This project is based on Pytorch-Kaldi and utilizes the ease of use of Pytorch to easily integrate federated learning with Pytorch.
Just use it like the way using Pytorch-Kaldi.
In the following, we provide a short tutorial of the PyTorch-Kaldi toolkit based on the popular TIMIT dataset.
-
Make sure you have the TIMIT dataset. If not, it can be downloaded from the LDC website (https://catalog.ldc.upenn.edu/LDC93S1).
-
Make sure Kaldi and PyTorch installations are fine. Make also sure that your KALDI paths are currently working (you should add the Kaldi paths into the .bashrc as reported in the section "Prerequisites"). For instance, type "copy-feats" and "hmm-info" and make sure no errors appear.
-
Run the Kaldi s5 baseline of TIMIT. This step is necessary to compute features and labels later used to train the PyTorch neural network. We recommend running the full timit s5 recipe (including the DNN training):
cd kaldi/egs/timit/s5
./run.sh
./local/nnet/run_dnn.sh
This way all the necessary files are created and the user can directly compare the results obtained by Kaldi with that achieved with our toolkit.
- Compute the alignments (i.e, the phone-state labels) for test and dev data with the following commands (go into $KALDI_ROOT/egs/timit/s5). If you want to use tri3 alignments, type:
steps/align_fmllr.sh --nj 4 data/dev data/lang exp/tri3 exp/tri3_ali_dev
steps/align_fmllr.sh --nj 4 data/test data/lang exp/tri3 exp/tri3_ali_test
If you want to use dnn alignments (as suggested), type:
steps/nnet/align.sh --nj 4 data-fmllr-tri3/train data/lang exp/dnn4_pretrain-dbn_dnn exp/dnn4_pretrain-dbn_dnn_ali
steps/nnet/align.sh --nj 4 data-fmllr-tri3/dev data/lang exp/dnn4_pretrain-dbn_dnn exp/dnn4_pretrain-dbn_dnn_ali_dev
steps/nnet/align.sh --nj 4 data-fmllr-tri3/test data/lang exp/dnn4_pretrain-dbn_dnn exp/dnn4_pretrain-dbn_dnn_ali_test
-
We start this tutorial with a very simple MLP network trained on mfcc features. Before launching the experiment, take a look at the configuration file cfg/TIMIT_baselines/TIMIT_MLP_mfcc_basic.cfg. See the Description of the configuration files for a detailed description of all its fields.
-
Change the config file according to your paths. In particular:
- Set “fea_lst” with the path of your mfcc training list (that should be in $KALDI_ROOT/egs/timit/s5/data/train/feats.scp)

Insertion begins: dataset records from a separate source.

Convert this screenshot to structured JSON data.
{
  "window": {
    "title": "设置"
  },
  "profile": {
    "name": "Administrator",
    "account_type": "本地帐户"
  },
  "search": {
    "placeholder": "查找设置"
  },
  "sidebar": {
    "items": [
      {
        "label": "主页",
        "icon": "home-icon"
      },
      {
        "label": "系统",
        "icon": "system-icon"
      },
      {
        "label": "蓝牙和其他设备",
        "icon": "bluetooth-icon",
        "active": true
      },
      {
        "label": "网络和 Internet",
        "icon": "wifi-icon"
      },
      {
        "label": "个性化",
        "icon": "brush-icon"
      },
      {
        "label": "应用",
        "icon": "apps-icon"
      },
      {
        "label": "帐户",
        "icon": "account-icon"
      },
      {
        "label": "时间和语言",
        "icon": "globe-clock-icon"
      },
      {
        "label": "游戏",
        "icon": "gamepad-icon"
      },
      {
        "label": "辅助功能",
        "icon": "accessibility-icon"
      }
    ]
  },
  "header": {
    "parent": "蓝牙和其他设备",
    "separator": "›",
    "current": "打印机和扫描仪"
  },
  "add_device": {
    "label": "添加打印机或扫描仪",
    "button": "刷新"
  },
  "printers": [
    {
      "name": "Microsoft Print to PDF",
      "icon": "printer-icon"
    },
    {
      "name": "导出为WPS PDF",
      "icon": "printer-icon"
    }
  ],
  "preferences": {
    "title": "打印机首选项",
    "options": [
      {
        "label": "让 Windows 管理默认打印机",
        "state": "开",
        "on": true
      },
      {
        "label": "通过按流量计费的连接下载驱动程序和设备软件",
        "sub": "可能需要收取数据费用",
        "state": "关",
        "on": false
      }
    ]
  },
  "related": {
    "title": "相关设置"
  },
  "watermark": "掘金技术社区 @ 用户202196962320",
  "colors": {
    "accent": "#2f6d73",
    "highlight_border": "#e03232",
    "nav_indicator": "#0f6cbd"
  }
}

- Add your path (e.g., $KALDI_ROOT/egs/timit/s5/data/train/utt2spk) into “--utt2spk=ark:”
- Add your CMVN transformation e.g.,$KALDI_ROOT/egs/timit/s5/mfcc/cmvn_train.ark
- Add the folder where labels are stored (e.g.,$KALDI_ROOT/egs/timit/s5/exp/dnn4_pretrain-dbn_dnn_ali for training and ,$KALDI_ROOT/egs/timit/s5/exp/dnn4_pretrain-dbn_dnn_ali_dev for dev data).
To avoid errors make sure that all the paths in the cfg file exist. Please, avoid using paths containing bash variables since paths are read literally and are not automatically expanded (e.g., use /home/mirco/kaldi-trunk/egs/timit/s5/exp/dnn4_pretrain-dbn_dnn_ali instead of $KALDI_ROOT/egs/timit/s5/exp/dnn4_pretrain-dbn_dnn_ali)
- Run the ASR experiment in the way of federated learning:
python run_fed_exp.py cfg/TIMIT_baselines/TIMIT_fed.cfg
This script starts a full ASR experiment and performs training, validation, forward, and decoding steps. A progress bar shows the evolution of all the aforementioned phases. The script run_exp.py progressively creates the following files in the output directory:
- res.res: a file that summarizes training and validation performance across various validation epochs.
- log.log: a file that contains possible errors and warnings.
- conf.cfg: a copy of the configuration file.
- model.svg is a picture that shows the considered model and how the various neural networks are connected. This is really useful to debug models that are more complex than this one (e.g, models based on multiple neural networks).
- The folder exp_files contains several files that summarize the evolution of training and validation over the various epochs. For instance, files *.info report chunk-specific information such as the chunk_loss and error and the training time. The *.cfg files are the chunk-specific configuration files (see general architecture for more details), while files *.lst report the list of features used to train each specific chunk.
- At the end of training, a directory called generated outputs containing plots of loss and errors during the various training epochs is created.